À Madagascar, on ne produit presque plus de nouveaux athlètes. Le problème actuellement à Madagascar, c’est le manque de détection des jeunes athlètes. Aujourd’hui en athlétisme, nous n’avons même plus de champions en matière de saut en longueur, de saut en hauteur, de javelot, tout ça. La discipline a presque disparu. Il y a aussi le manque d’infrastructures, qui pénalise fortement la préparation et la progression des athlètes malgaches. Il y a par exemple Jonathan Raharvel qui a critiqué sa préparation. Au lieu de se préparer dans un bassin olympique de 50 mètres, il a préparé les jeux dans un bassin de 25 mètres. Cela a fortement eu raison de sa performance.

In Madagascar non creiamo quasi più nuovi atleti. Il problema attuale, in Madagascar, è identificare i giovani atleti. Anche nell'atletismo oggi non abbiamo più campioni di salto in lungo, salto in alto, lancio del giavellotto, ecc. Le discipline sono quasi scomparse. Inoltre mancano le infrastrutture, per cui la preparazione ed il miglioramento degli atleti malgasci è fortemente penalizzato. Ad esempio, Jonathan Raharvel ha criticato la sua preparazione.
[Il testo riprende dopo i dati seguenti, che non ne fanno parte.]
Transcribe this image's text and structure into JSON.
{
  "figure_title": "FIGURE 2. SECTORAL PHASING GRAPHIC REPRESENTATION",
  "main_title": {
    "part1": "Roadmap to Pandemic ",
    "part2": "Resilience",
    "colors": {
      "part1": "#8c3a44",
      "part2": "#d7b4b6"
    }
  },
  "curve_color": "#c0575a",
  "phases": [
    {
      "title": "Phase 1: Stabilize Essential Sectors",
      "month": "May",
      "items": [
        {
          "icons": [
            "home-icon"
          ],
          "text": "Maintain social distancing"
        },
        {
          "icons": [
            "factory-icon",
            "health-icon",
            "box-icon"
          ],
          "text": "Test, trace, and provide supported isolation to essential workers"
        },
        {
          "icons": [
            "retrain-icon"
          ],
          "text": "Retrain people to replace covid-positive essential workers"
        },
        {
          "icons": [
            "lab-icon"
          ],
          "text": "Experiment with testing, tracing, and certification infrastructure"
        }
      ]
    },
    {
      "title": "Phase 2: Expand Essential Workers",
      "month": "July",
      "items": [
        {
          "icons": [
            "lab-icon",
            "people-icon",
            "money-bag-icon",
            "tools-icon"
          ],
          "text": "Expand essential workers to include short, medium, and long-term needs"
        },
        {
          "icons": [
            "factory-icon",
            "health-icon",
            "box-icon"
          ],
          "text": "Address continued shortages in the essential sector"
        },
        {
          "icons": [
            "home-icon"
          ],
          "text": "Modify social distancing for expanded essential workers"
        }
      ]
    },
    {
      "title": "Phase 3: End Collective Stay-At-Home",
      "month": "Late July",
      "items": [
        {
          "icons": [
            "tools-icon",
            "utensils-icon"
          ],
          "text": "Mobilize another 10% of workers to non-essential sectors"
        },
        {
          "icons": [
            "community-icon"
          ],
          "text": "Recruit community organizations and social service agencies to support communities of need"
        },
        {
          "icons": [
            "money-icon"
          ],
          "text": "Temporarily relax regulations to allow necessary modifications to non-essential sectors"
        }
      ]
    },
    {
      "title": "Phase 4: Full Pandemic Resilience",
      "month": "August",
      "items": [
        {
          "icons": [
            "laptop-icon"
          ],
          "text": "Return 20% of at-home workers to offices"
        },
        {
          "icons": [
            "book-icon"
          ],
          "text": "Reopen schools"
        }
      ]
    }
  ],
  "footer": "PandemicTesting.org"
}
Invece di allenarsi in una piscina olimpica di 50 metri, ha lavorato in una piscina da 25 metri. Ciò ha fortemente impattato sui suoi risultati.

Da parte sua Salématou Sylla, giornalista guineana, approfitta della presenza ai Giochi per sostenere gli atleti del suo paese durante le competizioni. Un aspetto che giudica estremamente cruciale è che il sostegno psicologico non dovrebbe venire dimenticato, per permettere di sostenere gli atleti soprattutto in caso di sconfitta:

La plupart, quand ils sont éliminés, cherchent à partir directement pour oublier ce qui s’est passé. Quand il y a la contre-performance, c’est difficile pour beaucoup. Moi, je trouve que c’était important parfois de laisser ce côté journalistique et d'être une grande sœur, mais aussi une guinéenne, parce qu’elles représentent aussi le tricolore guinéen donc dans ce cas de figure-là, il faut être là, essayer de leur remonter le moral pour ne pas qu’elles se renferment sur elles-mêmes.

La maggior parte degli atleti, una volta eliminati, cerca di partire subito per dimenticare. Non essere stati all'altezza per molti è difficile. Io penso sia importante a volte lasciare la parte giornalistica ed essere un po’ una sorella, ed una guineana, perché loro rappresentano il nostro tricolore guineano anche in questo caso, e bisogna esserci, cercare di sollevare loro il morale affinché tornino a credere in se stessi.

Quest'opportunità di copertura speciale offerta ai giornalisti del continente [africano] permette una lettura più inclusiva delle realtà e delle sfide che girano attorno a quest'incontro sportivo, soprattutto per gli africani.